Inklate ships a built-in Model Context Protocol (MCP) server, so any MCP-capable client — Claude Code, Claude Desktop, Cursor, or an agent you build yourself — can operate your content pipeline. Here’s how to go from zero to a published LinkedIn post.
1. Mint an organization API key
In Inklate, open your organization settings and create an organization API
key. The key is prefixed inklate_ and scopes every call to that one
organization, so your agent never has to pass an organization argument.
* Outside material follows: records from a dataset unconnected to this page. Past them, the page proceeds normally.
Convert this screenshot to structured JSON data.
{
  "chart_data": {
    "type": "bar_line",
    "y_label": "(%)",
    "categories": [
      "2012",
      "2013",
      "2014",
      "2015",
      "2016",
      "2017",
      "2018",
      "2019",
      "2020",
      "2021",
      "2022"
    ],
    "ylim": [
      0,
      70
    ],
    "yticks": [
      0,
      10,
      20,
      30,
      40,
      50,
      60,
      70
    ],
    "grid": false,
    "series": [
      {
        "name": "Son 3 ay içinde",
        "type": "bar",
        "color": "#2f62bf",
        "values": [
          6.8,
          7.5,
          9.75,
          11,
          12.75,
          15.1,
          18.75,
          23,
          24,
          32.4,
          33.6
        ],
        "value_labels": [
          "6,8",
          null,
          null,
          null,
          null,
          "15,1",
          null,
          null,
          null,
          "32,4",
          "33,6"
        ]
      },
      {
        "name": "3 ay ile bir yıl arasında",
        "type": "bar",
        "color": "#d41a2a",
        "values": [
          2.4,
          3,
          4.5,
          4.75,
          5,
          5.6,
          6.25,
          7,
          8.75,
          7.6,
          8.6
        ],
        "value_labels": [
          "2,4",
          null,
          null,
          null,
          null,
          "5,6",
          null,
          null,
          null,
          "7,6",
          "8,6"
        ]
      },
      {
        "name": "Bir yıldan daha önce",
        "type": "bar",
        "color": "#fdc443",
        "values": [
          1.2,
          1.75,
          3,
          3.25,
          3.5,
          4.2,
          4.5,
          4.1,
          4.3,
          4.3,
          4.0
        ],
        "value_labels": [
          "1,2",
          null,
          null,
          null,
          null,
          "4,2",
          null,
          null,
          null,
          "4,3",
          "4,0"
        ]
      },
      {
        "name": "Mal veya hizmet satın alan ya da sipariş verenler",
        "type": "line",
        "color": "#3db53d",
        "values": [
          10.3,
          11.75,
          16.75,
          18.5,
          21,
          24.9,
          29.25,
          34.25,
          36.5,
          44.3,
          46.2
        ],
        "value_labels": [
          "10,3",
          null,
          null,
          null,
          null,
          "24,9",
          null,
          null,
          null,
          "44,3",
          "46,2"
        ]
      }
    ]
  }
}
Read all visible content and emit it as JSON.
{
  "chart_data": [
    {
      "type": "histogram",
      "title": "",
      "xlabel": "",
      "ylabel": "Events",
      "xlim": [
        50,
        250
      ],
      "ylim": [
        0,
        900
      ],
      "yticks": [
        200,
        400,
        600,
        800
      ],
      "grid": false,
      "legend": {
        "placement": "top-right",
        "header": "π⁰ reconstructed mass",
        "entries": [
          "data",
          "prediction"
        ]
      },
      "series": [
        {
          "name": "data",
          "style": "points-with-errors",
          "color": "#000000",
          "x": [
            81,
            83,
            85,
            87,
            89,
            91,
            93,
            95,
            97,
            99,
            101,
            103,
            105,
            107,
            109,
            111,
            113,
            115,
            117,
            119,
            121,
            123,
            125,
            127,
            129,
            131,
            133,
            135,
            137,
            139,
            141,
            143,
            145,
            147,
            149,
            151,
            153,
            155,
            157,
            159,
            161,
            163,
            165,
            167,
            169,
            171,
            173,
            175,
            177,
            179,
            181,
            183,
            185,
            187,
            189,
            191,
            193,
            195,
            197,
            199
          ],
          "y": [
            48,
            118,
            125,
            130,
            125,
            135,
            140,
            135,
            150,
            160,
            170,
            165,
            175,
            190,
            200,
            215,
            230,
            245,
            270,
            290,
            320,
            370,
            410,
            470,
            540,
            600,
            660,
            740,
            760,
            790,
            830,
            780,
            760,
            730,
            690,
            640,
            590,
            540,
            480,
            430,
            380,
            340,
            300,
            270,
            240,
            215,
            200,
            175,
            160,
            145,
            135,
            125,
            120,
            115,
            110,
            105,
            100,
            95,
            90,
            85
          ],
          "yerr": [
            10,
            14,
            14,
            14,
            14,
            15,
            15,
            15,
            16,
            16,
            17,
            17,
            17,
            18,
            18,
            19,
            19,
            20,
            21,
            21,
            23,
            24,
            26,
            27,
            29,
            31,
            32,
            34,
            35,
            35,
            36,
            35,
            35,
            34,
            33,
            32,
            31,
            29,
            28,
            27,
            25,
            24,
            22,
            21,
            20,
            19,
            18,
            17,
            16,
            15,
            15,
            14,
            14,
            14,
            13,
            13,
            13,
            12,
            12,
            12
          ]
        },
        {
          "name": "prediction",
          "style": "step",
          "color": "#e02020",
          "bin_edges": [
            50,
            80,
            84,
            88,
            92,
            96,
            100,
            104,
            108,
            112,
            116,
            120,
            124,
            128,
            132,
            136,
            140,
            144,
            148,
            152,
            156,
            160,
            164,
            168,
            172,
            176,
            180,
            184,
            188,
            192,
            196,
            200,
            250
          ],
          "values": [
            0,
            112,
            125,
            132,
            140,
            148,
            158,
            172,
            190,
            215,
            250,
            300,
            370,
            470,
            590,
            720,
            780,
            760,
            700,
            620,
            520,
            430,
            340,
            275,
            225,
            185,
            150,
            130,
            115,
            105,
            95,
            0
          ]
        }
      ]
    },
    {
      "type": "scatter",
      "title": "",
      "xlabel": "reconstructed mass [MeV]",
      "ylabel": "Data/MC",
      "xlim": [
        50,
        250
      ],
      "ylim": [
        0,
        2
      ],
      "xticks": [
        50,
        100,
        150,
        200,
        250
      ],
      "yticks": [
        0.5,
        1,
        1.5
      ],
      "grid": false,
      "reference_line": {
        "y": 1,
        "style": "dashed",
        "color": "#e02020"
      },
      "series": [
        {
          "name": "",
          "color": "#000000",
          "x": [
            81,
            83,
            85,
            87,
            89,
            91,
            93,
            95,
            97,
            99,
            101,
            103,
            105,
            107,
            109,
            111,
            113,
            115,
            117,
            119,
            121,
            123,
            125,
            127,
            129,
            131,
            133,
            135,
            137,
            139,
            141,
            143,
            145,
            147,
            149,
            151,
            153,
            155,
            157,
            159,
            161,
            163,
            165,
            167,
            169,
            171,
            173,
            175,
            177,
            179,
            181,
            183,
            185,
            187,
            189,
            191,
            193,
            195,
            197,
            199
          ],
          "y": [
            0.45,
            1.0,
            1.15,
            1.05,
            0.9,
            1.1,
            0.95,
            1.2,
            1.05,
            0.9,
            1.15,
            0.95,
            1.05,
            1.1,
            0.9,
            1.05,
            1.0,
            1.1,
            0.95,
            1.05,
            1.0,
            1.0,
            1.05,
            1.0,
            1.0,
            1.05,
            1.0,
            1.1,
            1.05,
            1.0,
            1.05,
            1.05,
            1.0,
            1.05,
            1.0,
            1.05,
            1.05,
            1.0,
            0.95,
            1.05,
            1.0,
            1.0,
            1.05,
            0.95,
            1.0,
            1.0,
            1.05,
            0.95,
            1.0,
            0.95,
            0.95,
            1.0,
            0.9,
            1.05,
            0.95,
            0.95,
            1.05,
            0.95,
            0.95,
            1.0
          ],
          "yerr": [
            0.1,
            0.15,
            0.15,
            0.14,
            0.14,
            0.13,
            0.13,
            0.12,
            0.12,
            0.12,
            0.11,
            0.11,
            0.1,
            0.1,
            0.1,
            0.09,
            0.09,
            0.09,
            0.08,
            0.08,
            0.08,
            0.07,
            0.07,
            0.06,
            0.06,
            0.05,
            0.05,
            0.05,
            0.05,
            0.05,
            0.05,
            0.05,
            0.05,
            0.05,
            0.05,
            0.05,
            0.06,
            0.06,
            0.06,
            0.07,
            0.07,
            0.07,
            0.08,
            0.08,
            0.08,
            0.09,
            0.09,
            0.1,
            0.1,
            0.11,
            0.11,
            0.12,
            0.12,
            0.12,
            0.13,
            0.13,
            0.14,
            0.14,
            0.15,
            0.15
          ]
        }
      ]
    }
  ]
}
2. Point your MCP client at Inklate
Add Inklate to your client’s MCP configuration:
{
"mcpServers": {
"inklate": {
"url": "https://api.inklate.com/mcp",
"headers": { "Authorization": "Bearer inklate_your_org_key" }
}
}
}
That’s the same guarded surface the dashboard uses. Membership is re-checked on every call, so a revoked key fails closed.
3. Connect a channel
Channels are publishable destinations — a LinkedIn profile or company page. Connect one in the dashboard once; after that your agent can list channels and publish to them.
4. Let the agent publish
Now you can ask your agent to do the work:
Draft a post announcing our launch, schedule it for 9am tomorrow in my timezone, and publish it to our company page.
The agent drafts the post, schedules it (Inklate requires an explicit UTC offset so the time can’t be misread), and the durable publish worker sends it at the right moment. Later, ask the agent how the post performed and it reads back the latest metrics.
Why this matters
Because the dashboard and the agent share one API, there’s no second-class automation path to maintain. Whatever your team can do by hand, your agents can do at scale — and everything stays inside the same multi-tenant, permissioned organization.